The horror and tragedy associated with the devastating loss of innocent human life attributed to that chilling phrase 'collateral damage' should not blind us to the fact that just as 'all that glitters is not gold', so all that is 'collateral' is not unavoidable. Fortunately side by side with the increasing resort to armed force as a way of resolving local and regional disputes, and the 'strong' interventions on the part of the international community which normally follow in order to terminate them, we also have a growing body of international jurisprudence which seeks not only to limit the quantity of suffering any would-be tyrants can inflict on their citizens, but also to let them, as well as those who would bring them down, know that there will be a subsequent price to pay for any who would make light of the value of human life and liberty.

The economist Paul Krugman has, in another context, drawn attention to a phenomen known as a 'backward induction' point which he tells us comes from a game theory inflection point that rapidly shifts the odds of potential outcomes due to anticipatory action on your opponent's part. It is to be hoped that the laudible activities of the Mary Robinsons and Physicians for Human Rights of this world serve in some measure to create a kind of backward induction point analogue, where the rather gruesome players in this macabre game - in the current case the future Dostums and Mohamed Omar's - anticipating consequent action on their opponents part rapidly shift their actions towards a different set of potential outcomes. That being said, perhaps a more classic, behaviouristic concept known as dissuasion could serve our purpose just as well.

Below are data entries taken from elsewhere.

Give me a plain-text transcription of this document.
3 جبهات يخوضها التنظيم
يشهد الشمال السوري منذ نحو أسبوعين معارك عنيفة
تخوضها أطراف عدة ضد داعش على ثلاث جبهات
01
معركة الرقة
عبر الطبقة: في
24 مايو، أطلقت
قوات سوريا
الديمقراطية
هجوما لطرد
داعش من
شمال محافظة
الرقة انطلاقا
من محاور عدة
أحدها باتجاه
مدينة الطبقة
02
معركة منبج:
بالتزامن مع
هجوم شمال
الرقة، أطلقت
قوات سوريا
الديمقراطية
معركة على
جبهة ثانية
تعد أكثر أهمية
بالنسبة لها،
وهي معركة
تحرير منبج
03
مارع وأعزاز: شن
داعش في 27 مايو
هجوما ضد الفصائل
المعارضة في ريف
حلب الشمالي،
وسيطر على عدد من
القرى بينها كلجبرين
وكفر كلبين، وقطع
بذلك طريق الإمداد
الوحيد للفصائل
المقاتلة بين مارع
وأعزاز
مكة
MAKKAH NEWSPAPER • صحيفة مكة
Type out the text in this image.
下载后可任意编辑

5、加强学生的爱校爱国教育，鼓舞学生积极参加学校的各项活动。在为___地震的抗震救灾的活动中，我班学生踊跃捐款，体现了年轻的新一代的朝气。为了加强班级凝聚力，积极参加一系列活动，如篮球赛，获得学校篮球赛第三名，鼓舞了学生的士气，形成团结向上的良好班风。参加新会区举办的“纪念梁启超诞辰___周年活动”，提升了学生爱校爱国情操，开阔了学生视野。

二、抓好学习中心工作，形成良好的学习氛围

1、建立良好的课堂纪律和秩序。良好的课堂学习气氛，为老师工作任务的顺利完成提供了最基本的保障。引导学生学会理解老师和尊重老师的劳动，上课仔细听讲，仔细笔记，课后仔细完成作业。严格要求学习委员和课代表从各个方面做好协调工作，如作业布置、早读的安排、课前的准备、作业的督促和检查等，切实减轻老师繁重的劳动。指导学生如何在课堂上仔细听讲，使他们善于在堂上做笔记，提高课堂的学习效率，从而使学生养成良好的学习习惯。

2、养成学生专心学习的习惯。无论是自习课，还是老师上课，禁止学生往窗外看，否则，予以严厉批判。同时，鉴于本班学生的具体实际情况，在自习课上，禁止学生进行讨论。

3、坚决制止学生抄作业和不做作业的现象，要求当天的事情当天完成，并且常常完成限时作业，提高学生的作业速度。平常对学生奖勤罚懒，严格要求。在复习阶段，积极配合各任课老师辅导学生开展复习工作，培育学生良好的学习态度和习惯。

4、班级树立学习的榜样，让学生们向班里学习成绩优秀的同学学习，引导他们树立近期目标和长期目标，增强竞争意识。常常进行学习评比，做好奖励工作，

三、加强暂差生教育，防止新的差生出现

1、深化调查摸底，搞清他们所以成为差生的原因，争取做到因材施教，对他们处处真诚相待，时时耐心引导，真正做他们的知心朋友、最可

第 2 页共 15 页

The United Nations will investigate alleged war crimes and mass graves in Afghanistan, where many people died under suspicious circumstances, a top U.N. official said on Thursday. Up to 1,000 Taliban or al Qaeda fighters reportedly suffocated in airless container trucks after surrendering to Northern Alliance forces under Uzbek warlord Gen. Abdul Rashid Dostum late last year. Dostum denies deliberately killing Taliban prisoners, but admits around 200 may have died while being transported to a prison near Dostum's northern stronghold of Shiberghan. Lakhdar Brahimi, the U.N. special envoy for Afghanistan indicated the probe would encompass several sites, including some suspected victims of the Taliban, the Islamic group that ruled most of Afghanistan before being ousted by U.S.-backed forces after the Sept. 11 attacks on the United States. Physicians for Human Rights, the Boston-based human rights group that discovered the grave at Dasht-e-Leily and has helped the U.N. mission in Afghanistan carry out a preliminary assessment of what happened there, welcomed Brahimi's statement and volunteered to assist in any investigation.